A Força Aérea negou que tenha acontecido, mas não há dúvidas de que aconteceu, é claramente o E4B. Depois, outras pessoas apareceram com algumas explicações.

É sabido que a informação é sempre controlada em qualquer sociedade, e se alguém diz algo que não se enquadra na história oficial… Somos sociedade bastante aberta, nos EUA. De fato, as pessoas dizem, sim, o que veem e sabem. Mas as autoridades e a imprensa-empresa comercial absolutamente não lhes dão ouvidos.

LS: Ainda sobre essa questão, se alguém tivesse falado sobre o 11/9, e que pode ter acontecido coisa muito diferente do que foi informado às pessoas e o caso de Sibel Edmonds. Você pode falar um pouco sobre ela?

PDS: Sibel Edmonds era tradutora e trabalhava para o FBI, e viu coisas. Suas línguas eram, se bem me lembro, turco e farsi, e ela viu que o FBI estava investigando gente e, porque os agentes não falavam farsi, precisavam que ela traduzisse as comunicações que tinham. E o que ela viu era tão alarmante, que ela tentou levar a coisa ao conhecimento dos chefes dela.

Faz muito tempo que estudei o caso dela, mas, basicamente, lhe disseram que calasse a boca. Depois e até hoje, ela está sob ordem judicial e proibida de falar. Então, não contou tudo o que sabe, fala sobre outras coisas, mas, sim, deu fortes indicações de que gente muito “graúda” dentro do governo esteve envolvida em atividades pouco recomendáveis com outros governos e ela citou aqueles governos, entre os quais o governo da Turquia. Sibel é só um exemplo, e não é o único caso, de cidadão proibido de declarar a verdade, nessa sociedade livre em que vivemos.

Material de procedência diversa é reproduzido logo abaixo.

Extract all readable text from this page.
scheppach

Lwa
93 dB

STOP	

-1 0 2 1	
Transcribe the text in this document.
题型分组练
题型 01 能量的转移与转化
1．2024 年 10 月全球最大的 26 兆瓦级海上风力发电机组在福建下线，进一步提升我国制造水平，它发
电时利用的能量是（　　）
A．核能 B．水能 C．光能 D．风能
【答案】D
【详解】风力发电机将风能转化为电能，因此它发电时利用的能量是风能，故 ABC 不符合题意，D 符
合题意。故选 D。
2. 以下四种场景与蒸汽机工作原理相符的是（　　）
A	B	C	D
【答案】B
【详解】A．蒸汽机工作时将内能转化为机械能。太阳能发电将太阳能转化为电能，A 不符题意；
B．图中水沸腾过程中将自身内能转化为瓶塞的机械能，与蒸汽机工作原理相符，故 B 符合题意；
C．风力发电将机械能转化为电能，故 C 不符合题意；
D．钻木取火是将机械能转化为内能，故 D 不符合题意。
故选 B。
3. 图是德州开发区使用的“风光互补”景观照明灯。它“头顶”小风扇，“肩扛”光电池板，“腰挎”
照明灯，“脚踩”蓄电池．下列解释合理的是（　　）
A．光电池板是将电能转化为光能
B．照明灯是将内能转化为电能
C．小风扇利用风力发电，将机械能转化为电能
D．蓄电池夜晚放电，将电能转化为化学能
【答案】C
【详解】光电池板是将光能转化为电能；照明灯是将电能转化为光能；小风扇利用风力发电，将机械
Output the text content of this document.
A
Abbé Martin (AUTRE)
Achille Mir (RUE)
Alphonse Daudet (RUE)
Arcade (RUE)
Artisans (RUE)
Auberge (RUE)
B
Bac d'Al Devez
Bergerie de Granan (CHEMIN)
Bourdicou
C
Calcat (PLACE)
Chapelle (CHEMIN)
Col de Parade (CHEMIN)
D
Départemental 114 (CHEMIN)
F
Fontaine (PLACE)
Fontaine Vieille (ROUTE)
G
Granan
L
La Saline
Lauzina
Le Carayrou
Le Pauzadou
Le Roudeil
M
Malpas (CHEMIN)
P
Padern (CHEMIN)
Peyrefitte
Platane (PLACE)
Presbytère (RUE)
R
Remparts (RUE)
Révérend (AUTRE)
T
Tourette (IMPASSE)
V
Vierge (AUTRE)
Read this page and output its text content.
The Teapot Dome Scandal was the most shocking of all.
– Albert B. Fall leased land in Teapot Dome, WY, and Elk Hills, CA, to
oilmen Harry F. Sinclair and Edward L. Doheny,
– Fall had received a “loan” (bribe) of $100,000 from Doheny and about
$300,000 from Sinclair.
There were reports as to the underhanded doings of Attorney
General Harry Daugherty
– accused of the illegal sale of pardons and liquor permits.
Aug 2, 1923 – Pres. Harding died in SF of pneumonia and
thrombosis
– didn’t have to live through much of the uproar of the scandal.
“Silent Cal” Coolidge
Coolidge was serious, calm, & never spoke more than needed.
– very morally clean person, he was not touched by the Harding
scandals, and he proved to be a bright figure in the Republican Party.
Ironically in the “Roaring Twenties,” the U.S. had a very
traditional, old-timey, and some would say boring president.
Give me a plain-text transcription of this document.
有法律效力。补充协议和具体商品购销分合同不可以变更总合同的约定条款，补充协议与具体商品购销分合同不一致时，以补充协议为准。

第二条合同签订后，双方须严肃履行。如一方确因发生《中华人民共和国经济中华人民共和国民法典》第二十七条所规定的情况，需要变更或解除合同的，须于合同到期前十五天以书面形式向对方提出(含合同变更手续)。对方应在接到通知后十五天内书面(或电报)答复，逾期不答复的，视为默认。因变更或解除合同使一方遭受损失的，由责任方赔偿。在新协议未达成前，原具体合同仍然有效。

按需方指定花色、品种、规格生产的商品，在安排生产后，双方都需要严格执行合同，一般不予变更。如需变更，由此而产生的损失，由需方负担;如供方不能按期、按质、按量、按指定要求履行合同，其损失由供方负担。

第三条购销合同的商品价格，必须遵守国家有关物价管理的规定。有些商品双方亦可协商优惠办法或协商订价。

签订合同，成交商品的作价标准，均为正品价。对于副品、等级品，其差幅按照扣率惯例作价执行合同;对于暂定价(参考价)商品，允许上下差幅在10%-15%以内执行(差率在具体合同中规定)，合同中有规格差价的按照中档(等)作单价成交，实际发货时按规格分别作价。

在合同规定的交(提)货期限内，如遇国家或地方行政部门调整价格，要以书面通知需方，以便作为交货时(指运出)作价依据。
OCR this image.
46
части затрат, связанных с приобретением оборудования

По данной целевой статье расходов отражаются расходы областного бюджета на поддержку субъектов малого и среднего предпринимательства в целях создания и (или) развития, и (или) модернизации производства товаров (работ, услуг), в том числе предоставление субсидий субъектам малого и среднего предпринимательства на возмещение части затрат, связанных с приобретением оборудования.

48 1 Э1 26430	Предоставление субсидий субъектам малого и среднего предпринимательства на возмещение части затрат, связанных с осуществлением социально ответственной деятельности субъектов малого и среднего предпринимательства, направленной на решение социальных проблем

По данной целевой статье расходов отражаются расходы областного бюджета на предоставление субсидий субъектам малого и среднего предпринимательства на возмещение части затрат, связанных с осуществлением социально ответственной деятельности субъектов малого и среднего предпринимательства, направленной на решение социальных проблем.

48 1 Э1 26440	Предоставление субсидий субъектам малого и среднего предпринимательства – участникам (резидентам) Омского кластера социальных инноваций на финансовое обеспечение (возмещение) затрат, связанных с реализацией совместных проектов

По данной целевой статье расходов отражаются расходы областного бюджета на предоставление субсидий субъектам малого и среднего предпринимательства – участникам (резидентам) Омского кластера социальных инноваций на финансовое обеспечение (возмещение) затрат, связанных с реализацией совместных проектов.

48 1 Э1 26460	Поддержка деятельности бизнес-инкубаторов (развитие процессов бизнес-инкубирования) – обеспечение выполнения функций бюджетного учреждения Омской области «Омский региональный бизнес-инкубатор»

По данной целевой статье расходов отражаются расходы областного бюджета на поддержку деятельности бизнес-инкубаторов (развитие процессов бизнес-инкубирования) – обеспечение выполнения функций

LS: A versão oficial do 11/9 está baseada em grande parte no que prisioneiros disseram sob tortura. A história fica toda comprometida, por causa disso? E essa informação continua a ser ocultada de muitas e muitas pessoas, até hoje?

PDS: O relatório da Comissão do 11/9 é apenas uma pequena parte da investigação, mas a parte em que se fala sobre o que a Al-Qaeda teria feito, como teriam planejado e tal e tal, sim, todas essas informações foram obtidas de prisioneiros sob tortura. Algumas dessas testemunhas já não permanecem presas e retiraram aquelas declarações. Abu Zubaydah, por exemplo, “confessou” que seria membro da Al-Qaeda, o que jamais foi, em tempo algum. Tudo, aí, me parece mal conduzido e desencaminhado. Minha opinião é que aqueles depoimentos devem ser descartados para sempre.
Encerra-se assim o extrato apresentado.